Вызвать восхищение того, кем восхищаешься сам – глубинное желание каждого из нас. Это может определить всю твою последующую жизнь. Так происходит с 18-летней первокурсницей Грир Кадецки. Ее замечает знаменитая феминистка Фэйт Фрэнк – ей 63, она мудра, уверена в себе и уже прожила большую жизнь. Она видит в Грир нечто многообещающее, приглашает ее на работу, становится ее наставницей. Но со временем роли лидера и ведомой меняются…«Женские убеждения» – межпоколенческий роман о главенстве и амбициях, об эго, жертвенности и любви, о том, каково это – искать свой путь, поддержку и внутреннюю уверенность, как наполнить свою жизнь смыслом.
Маленький датский Нюкёпинг, знаменитый разве что своей сахарной свеклой и обилием грачей — городок, где когда-то «заблудилась» Вторая мировая война, последствия которой датско-немецкая семья испытывает на себе вплоть до 1970-х… Вероятно, у многих из нас — и читателей, и писателей — не раз возникало желание высказать всё, что накопилось в душе по отношению к малой родине, городу своего детства. И автор этой книги высказался — так, что равнодушных в его родном Нюкёпинге не осталось, волна возмущения прокатилась по городу.Кнуд Ромер (р.
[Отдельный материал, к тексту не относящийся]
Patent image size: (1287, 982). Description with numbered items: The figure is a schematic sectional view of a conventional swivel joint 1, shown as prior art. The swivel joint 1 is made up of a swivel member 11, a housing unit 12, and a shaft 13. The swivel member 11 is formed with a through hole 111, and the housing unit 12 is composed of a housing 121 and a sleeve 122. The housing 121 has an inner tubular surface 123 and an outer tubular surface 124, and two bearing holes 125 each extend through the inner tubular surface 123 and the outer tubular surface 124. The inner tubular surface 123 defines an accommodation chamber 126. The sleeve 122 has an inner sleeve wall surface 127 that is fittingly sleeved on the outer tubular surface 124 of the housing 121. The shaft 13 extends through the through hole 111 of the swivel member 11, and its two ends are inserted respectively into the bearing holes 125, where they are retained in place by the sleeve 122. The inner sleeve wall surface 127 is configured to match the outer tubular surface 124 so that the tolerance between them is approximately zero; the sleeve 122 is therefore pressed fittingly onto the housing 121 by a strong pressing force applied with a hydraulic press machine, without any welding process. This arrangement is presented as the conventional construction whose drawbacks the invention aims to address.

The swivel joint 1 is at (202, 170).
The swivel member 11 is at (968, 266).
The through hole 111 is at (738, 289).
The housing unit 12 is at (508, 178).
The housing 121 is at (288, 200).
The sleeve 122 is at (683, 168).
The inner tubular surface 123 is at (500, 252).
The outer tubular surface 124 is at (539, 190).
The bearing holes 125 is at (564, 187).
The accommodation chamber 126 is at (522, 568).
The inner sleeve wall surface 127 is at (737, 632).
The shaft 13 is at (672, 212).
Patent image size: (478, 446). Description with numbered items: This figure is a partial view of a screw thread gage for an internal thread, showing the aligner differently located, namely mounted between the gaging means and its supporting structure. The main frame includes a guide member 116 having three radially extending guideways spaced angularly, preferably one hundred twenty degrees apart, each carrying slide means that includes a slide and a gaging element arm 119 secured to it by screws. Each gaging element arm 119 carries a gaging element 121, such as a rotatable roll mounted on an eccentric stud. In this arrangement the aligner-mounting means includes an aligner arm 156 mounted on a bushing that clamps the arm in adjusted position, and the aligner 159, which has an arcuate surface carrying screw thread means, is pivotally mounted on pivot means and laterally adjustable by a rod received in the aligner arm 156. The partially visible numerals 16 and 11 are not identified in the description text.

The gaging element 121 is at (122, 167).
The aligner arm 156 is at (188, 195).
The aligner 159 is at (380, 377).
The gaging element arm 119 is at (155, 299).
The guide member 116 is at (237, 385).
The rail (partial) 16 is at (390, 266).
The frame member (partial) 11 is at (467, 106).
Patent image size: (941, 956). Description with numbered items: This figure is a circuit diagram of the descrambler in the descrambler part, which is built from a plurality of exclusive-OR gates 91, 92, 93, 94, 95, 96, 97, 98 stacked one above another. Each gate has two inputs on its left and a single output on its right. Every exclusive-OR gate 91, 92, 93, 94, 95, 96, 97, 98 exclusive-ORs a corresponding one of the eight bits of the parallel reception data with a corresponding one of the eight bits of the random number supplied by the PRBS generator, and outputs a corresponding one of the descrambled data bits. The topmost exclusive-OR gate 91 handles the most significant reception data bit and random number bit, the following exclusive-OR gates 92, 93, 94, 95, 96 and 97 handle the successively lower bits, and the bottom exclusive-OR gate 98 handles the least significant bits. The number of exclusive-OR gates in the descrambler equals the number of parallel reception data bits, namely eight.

Какова природа удовольствия? Стоит ли поддаваться страсти? Грешно ли наслаждаться пороком, и что есть добро, если все захватывающие и увлекательные вещи проходят по разряду зла? В исповеди «О моем падении» (1939) Марсель Жуандо размышлял о любви, которую общество считает предосудительной. Тогда он называл себя «грешником», но вскоре его взгляд на то, что приносит наслаждение, изменился. «Для меня зачастую нет разницы между людьми и деревьями. Нежнее, чем к фруктам, свисающим с ветвей, я отношусь лишь к тем, что раскачиваются над моим Желанием».